Just down the hall at the elections training center, close to 4,000 tabulator machines are being tested to ensure they read every part of the ballot accurately. In Wake County, all ballots are paper and must be run through the DS-200 machine, which has been in use since 2019. The process, known as Logic and Accuracy Testing (L&A), started last week and is expected to run for three more weeks. 


Workers insert marked, test ballots by hand into every tabulator that will be used for early voting, Election Day, or to count absentee-by-mail or provisional ballots. The results from the ballots are recorded on a memory device in the tabulator, which is then compared to the paper tape results and the original test script used to mark the ballots. In order for the machines to pass the test, the results must match exactly for the test to be successful, or else they will need to start from scratch and recode the machine. 

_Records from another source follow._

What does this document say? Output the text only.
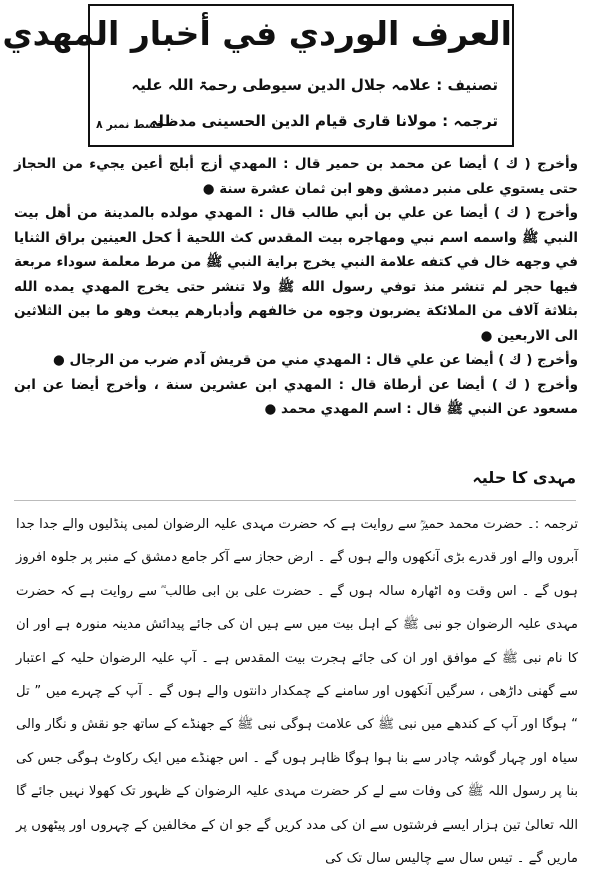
العرف الوردي في أخبار المهدي
تصنیف : علامہ جلال الدین سیوطی رحمۃ اللہ علیہ
ترجمہ : مولانا قاری قیام الدین الحسینی مدظلہ
قسط نمبر ۸

وأخرج ( ك ) أيضا عن محمد بن حمير قال : المهدي أزج أبلج أعين يجيء من الحجاز حتى يستوي على منبر دمشق وهو ابن ثمان عشرة سنة ●

وأخرج ( ك ) أيضا عن علي بن أبي طالب قال : المهدي مولده بالمدينة من أهل بيت النبي ﷺ واسمه اسم نبي ومهاجره بيت المقدس كث اللحية أ كحل العينين براق الثنايا في وجهه خال في كتفه علامة النبي يخرج براية النبي ﷺ من مرط معلمة سوداء مربعة فيها حجر لم تنشر منذ توفي رسول الله ﷺ ولا تنشر حتى يخرج المهدي يمده الله بثلاثة آلاف من الملائكة يضربون وجوه من خالفهم وأدبارهم يبعث وهو ما بين الثلاثين الى الاربعين ●

وأخرج ( ك ) أيضا عن علي قال : المهدي مني من قريش آدم ضرب من الرجال ●

وأخرج ( ك ) أيضا عن أرطاة قال : المهدي ابن عشرين سنة ، وأخرج أيضا عن ابن مسعود عن النبي ﷺ قال : اسم المهدي محمد ●

مہدی کا حلیہ

ترجمہ :۔ حضرت محمد حمیرؒ سے روایت ہے کہ حضرت مہدی علیہ الرضوان لمبی پنڈلیوں والے جدا جدا آبروں والے اور قدرے بڑی آنکھوں والے ہوں گے ۔ ارض حجاز سے آکر جامع دمشق کے منبر پر جلوہ افروز ہوں گے ۔ اس وقت وہ اٹھارہ سالہ ہوں گے ۔ حضرت علی بن ابی طالب ؓ سے روایت ہے کہ حضرت مہدی علیہ الرضوان جو نبی ﷺ کے اہل بیت میں سے ہیں ان کی جائے پیدائش مدینہ منورہ ہے اور ان کا نام نبی ﷺ کے موافق اور ان کی جائے ہجرت بیت المقدس ہے ۔ آپ علیہ الرضوان حلیہ کے اعتبار سے گھنی داڑھی ، سرگیں آنکھوں اور سامنے کے چمکدار دانتوں والے ہوں گے ۔ آپ کے چہرے میں ” تل “ ہوگا اور آپ کے کندھے میں نبی ﷺ کی علامت ہوگی نبی ﷺ کے جھنڈے کے ساتھ جو نقش و نگار والی سیاہ اور چہار گوشہ چادر سے بنا ہوا ہوگا ظاہر ہوں گے ۔ اس جھنڈے میں ایک رکاوٹ ہوگی جس کی بنا پر رسول اللہ ﷺ کی وفات سے لے کر حضرت مہدی علیہ الرضوان کے ظہور تک کھولا نہیں جائے گا اللہ تعالیٰ تین ہزار ایسے فرشتوں سے ان کی مدد کریں گے جو ان کے مخالفین کے چہروں اور پیٹھوں پر ماریں گے ۔ تیس سال سے چالیس سال تک کی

L&A testing is open to the public in an effort to provide transparency to voters. The staff working with the tabulator machines wear colored vests indicating the political party they affiliate with to openly display that the process is conducted by a bipartisan group of workers.

“We often use the colored vests during Logic and Accuracy Testing and during our Sample Hand Eye Count, as a visual representation of our bipartisan efforts for transparency in the election process,” Director McCall explained. “If UNAs should ever be brought in, the vests would be yellow.”




Jim Womack, Chairman of the North Carolina Election Integrity Team, maintains ongoing concerns about election vulnerabilities. While the L&A testing ensures the machine is

counting ballots correctly, Womack noted that it does not rule out cybersecurity problems.


“The Logic and Accuracy testing that’s done on the machines is not a cybersecurity check. It is not, and it is in no way, a confidence builder for people like me that the machines are not going to be exploited,” said Womack. “In fact, logic and accuracy testing only proves that the machine – like a handheld calculator – can count and balance effectively. That’s really all the L&A does.”


Womack also expressed concern over the lack of scrutiny for absentee ballots cast by UOCAVA voters, explaining that these voters, often not military personnel, face lower levels of verification compared to in-person or other absentee voters.


After election concerns grew following the 2020 election, Director McCall said public engagement increased, with more groups expressing curiosity about the process, attending board meetings, and receiving an influx of public records requests.


“In response to this, we have expanded our outreach efforts to get out into the community and create more opportunities for the public to learn about and build trust in the election process. Transparency is a great way for counties to showcase their election efforts and for the public to see the laws being followed,” she added.


The public can participate in the process by becoming a Precinct Official, attending Board Meetings, viewing public Logic and Accuracy Testing, or utilizing the customer support team.

“For us, we are not just working behind the scenes; we actively involve the community in the entire process.”